Generalizing Math Word Problem Solvers via Solution Diversification

Authors: Zhenwen Liang, Jipeng Zhang, Lei Wang, Yan Wang, Jie Shao, Xiangliang Zhang

AAAI 2023 | Conference PDF | Archive PDF | Plain Text | LLM Run Details

Reproducibility Variable Result LLM Response
Research Type Experimental We conduct extensive experiments on a benchmark dataset Math23k and a new dataset named Weak12k, and show that our framework improves the performance of various MWP solvers under different settings by generating correct and diverse solutions.
Researcher Affiliation Collaboration 1 University of Notre Dame 2 Hong Kong University of Science and Technology 3 Singapore Management University 4 Tencent AI Lab 5 University of Electronic Science and Technology of China
Pseudocode Yes Algorithm 1: Weak Data Augmentation; Alg. 2.
Open Source Code Yes The code and data can be found in 1. 1https://github.com/LZhenwen/Solution Diversity
Open Datasets Yes We curate and release a novel math word problem (MWP) dataset called Weak12k with 12,117 MWPs.
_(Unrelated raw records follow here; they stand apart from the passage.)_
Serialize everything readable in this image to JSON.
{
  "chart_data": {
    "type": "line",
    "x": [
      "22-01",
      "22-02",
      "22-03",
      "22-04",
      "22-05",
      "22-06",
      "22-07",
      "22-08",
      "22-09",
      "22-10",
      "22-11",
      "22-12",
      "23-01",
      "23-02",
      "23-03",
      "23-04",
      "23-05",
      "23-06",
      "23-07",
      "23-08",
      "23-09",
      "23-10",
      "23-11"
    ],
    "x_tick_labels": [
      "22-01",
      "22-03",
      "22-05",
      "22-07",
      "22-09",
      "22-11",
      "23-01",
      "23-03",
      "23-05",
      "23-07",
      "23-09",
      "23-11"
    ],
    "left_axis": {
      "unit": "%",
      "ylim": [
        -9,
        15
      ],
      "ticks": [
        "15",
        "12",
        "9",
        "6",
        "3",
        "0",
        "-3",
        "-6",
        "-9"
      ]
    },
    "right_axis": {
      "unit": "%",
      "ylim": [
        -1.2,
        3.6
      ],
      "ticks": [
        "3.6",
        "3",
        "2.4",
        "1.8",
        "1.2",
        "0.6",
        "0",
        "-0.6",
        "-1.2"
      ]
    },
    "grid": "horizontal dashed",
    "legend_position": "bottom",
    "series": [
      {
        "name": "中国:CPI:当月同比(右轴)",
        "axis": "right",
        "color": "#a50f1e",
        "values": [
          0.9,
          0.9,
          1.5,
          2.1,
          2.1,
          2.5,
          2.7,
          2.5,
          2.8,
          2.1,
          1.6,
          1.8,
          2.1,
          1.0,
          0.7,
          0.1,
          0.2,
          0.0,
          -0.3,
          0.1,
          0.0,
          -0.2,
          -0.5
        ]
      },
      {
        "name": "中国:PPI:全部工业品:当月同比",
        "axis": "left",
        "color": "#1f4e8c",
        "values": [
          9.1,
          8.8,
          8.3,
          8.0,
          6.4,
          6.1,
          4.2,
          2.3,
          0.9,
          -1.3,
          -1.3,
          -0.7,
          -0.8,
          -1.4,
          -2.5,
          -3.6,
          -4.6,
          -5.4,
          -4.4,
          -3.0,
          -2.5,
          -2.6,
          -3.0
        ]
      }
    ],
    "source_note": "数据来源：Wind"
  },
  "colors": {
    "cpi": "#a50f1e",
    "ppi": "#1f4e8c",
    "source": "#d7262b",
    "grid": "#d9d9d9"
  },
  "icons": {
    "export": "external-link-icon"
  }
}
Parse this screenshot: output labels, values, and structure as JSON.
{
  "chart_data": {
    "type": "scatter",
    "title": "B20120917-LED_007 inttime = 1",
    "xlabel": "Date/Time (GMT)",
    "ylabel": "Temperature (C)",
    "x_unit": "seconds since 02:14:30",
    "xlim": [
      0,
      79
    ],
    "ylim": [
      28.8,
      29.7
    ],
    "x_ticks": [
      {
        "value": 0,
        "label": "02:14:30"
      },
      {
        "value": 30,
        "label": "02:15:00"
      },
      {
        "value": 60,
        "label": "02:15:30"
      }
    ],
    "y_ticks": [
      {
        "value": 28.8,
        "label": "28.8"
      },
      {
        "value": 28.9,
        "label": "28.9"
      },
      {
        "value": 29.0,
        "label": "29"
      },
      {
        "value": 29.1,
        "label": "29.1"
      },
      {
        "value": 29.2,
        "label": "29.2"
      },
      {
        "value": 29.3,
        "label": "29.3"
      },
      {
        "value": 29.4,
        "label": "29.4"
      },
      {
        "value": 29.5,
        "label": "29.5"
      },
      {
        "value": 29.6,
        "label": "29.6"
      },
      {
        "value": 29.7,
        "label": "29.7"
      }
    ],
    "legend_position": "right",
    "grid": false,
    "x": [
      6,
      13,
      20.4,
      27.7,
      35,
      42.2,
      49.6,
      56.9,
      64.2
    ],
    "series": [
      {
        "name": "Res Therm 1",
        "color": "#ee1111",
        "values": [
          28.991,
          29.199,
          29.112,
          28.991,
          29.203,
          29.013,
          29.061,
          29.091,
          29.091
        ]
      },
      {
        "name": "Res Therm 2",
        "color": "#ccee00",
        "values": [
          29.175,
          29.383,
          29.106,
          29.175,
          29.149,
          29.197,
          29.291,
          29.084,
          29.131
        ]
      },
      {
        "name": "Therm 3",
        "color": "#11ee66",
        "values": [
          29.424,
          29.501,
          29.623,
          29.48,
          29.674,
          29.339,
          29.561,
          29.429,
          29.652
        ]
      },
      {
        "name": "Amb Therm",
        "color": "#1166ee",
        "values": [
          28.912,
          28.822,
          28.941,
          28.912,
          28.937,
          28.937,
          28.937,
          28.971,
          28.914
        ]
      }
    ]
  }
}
This dataset will be released to the public upon paper acceptance to facilitate future studies like semi-weakly supervised solver development.
Dataset Splits Yes We report the performance of 5-fold cross-validation on it following (Xie and Sun 2019) and (Hong et al. 2021a).
Hardware Specification Yes We use Pytorch to construct the code and the NVIDIA RTX 2080Ti graphic card to train the solvers.
Software Dependencies No The paper states 'We use Pytorch to construct the code' but does not provide specific version numbers for Pytorch or any other software dependencies.
Experiment Setup Yes The dimension of the embedding matrix is 128, and the dimension of all hidden features is 512. We train the model 200 epochs with the Adam optimizer (Kingma and Ba 2014) and the learning rate 0.001, which will be halved every 30 epochs. For the first 100 epochs use ai = si and the remaining epochs use (si + twsi)/2. We update the solution buffer every 5 epochs of parameter learning, to leave sufficient time to train the model solution buffer updates.